São brutais e devastadoras as marcas no trabalhador dos modos de reprodução do capitalismo na atualidade, em especial nas plataformas numéricas – o sistema –, a ditadura do algoritmo, o fetiche das tecnologias, e sobretudo, a colonização das subjetividades. O canto sedutor do consumo e da acumulação, traduzidos em vozes que proferem injunções, as quais conectam as exigências produtivistas com o narcisismo. Ideia que não se aplica à maioria da classe que vive do trabalho, mas a uma minoria que tem acesso aos “sistemas”, a maioria ainda tenta sobre-viver na miséria. A fome voltou a nos assombrar, que dizer, àqueles que ainda não foram tomados pela patologia da indiferença.

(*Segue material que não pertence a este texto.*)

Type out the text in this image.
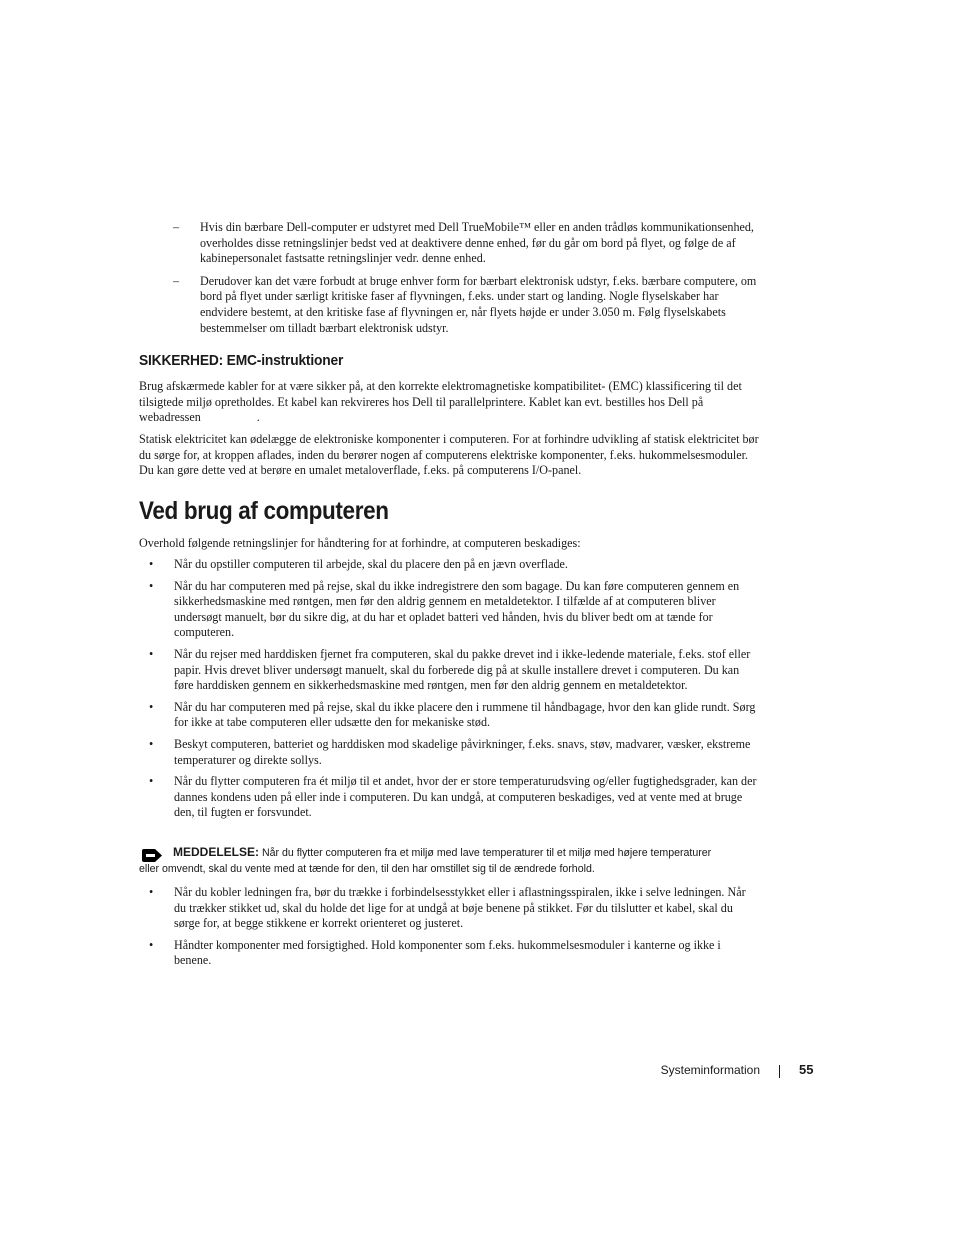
– Hvis din bærbare Dell-computer er udstyret med Dell TrueMobile™ eller en anden trådløs kommunikationsenhed, overholdes disse retningslinjer bedst ved at deaktivere denne enhed, før du går om bord på flyet, og følge de af kabinepersonalet fastsatte retningslinjer vedr. denne enhed.
– Derudover kan det være forbudt at bruge enhver form for bærbart elektronisk udstyr, f.eks. bærbare computere, om bord på flyet under særligt kritiske faser af flyvningen, f.eks. under start og landing. Nogle flyselskaber har endvidere bestemt, at den kritiske fase af flyvningen er, når flyets højde er under 3.050 m. Følg flyselskabets bestemmelser om tilladt bærbart elektronisk udstyr.
SIKKERHED: EMC-instruktioner

Brug afskærmede kabler for at være sikker på, at den korrekte elektromagnetiske kompatibilitet- (EMC) klassificering til det tilsigtede miljø opretholdes. Et kabel kan rekvireres hos Dell til parallelprintere. Kablet kan evt. bestilles hos Dell på webadressen	.

Statisk elektricitet kan ødelægge de elektroniske komponenter i computeren. For at forhindre udvikling af statisk elektricitet bør du sørge for, at kroppen aflades, inden du berører nogen af computerens elektriske komponenter, f.eks. hukommelsesmoduler. Du kan gøre dette ved at berøre en umalet metaloverflade, f.eks. på computerens I/O-panel.

Ved brug af computeren

Overhold følgende retningslinjer for håndtering for at forhindre, at computeren beskadiges:

• Når du opstiller computeren til arbejde, skal du placere den på en jævn overflade.
• Når du har computeren med på rejse, skal du ikke indregistrere den som bagage. Du kan føre computeren gennem en sikkerhedsmaskine med røntgen, men før den aldrig gennem en metaldetektor. I tilfælde af at computeren bliver undersøgt manuelt, bør du sikre dig, at du har et opladet batteri ved hånden, hvis du bliver bedt om at tænde for computeren.
• Når du rejser med harddisken fjernet fra computeren, skal du pakke drevet ind i ikke-ledende materiale, f.eks. stof eller papir. Hvis drevet bliver undersøgt manuelt, skal du forberede dig på at skulle installere drevet i computeren. Du kan føre harddisken gennem en sikkerhedsmaskine med røntgen, men før den aldrig gennem en metaldetektor.
• Når du har computeren med på rejse, skal du ikke placere den i rummene til håndbagage, hvor den kan glide rundt. Sørg for ikke at tabe computeren eller udsætte den for mekaniske stød.
• Beskyt computeren, batteriet og harddisken mod skadelige påvirkninger, f.eks. snavs, støv, madvarer, væsker, ekstreme temperaturer og direkte sollys.
• Når du flytter computeren fra ét miljø til et andet, hvor der er store temperaturudsving og/eller fugtighedsgrader, kan der dannes kondens uden på eller inde i computeren. Du kan undgå, at computeren beskadiges, ved at vente med at bruge den, til fugten er forsvundet.
MEDDELELSE: Når du flytter computeren fra et miljø med lave temperaturer til et miljø med højere temperaturer
eller omvendt, skal du vente med at tænde for den, til den har omstillet sig til de ændrede forhold.
• Når du kobler ledningen fra, bør du trække i forbindelsesstykket eller i aflastningsspiralen, ikke i selve ledningen. Når du trækker stikket ud, skal du holde det lige for at undgå at bøje benene på stikket. Før du tilslutter et kabel, skal du sørge for, at begge stikkene er korrekt orienteret og justeret.
• Håndter komponenter med forsigtighed. Hold komponenter som f.eks. hukommelsesmoduler i kanterne og ikke i benene.
Systeminformation	55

Partimos do pressuposto que um caminho possível para pensar essa problemática é questionar o sentido social e político da colonização. O discurso e as ideologias sobre os “sistemas” tenta nos colonizar. É um discurso alimentado por valores de dominação e saber totalitário, produzindo efeitos nefastos sobre os modos de pensar, sentir e agir humanos. As tecnologias despersonalizas, não têm cara. Pelo excesso de informação, as plataformas numéricas podem produzir um curto-circuito na nossa capacidade crítica-analítica.


Assim, são produzidos sujeitos que aos poucos se melancolizam e podem sucumbir à patologia da indiferença. Essa indiferença tende a existir tanto nos contextos de emprego formal assalariado quanto nas novas modalidades de (des)emprego, considerando a globalização do discurso digital na sociedade. Assim, o discurso é, ao nosso ver, o revelador do engate da subjetividade pelas exigências do mundo do trabalho produtivo capitalista.


Cria-se uma fábrica de moer trabalhadores, coisificar, usurpar e aprisionar a nossa existência ético-política, nossa liberdade de ser. Nessa fábrica, as relações são assimétricas, de opressão, subordinação, sem reciprocidade e sem estabelecer o laço social. Fabrica um sujeito sem trabalho. Produz e é produzida por subjetividades normopatas, consolida a despersonalização. Produz uma “carnificina” pela caçada às metas, aos resultados, ao sucesso, à perfeição, ao absoluto, ao total.


Uma fábrica, sustentada pelo medo e desespero do confronto com o desamparo, que se enfraquece quando a angústia como força motriz questionadora sobrevive, denunciando, por meio do adoecimento, acidentes e suicídio, o modelo falacioso de promessa do “paraíso perdido” – a onipotência, a arrogância, a soberba. O adoecimento coloca à prova este projeto de “carnificina” como arma principal para exterminar o humano do mundo da produção.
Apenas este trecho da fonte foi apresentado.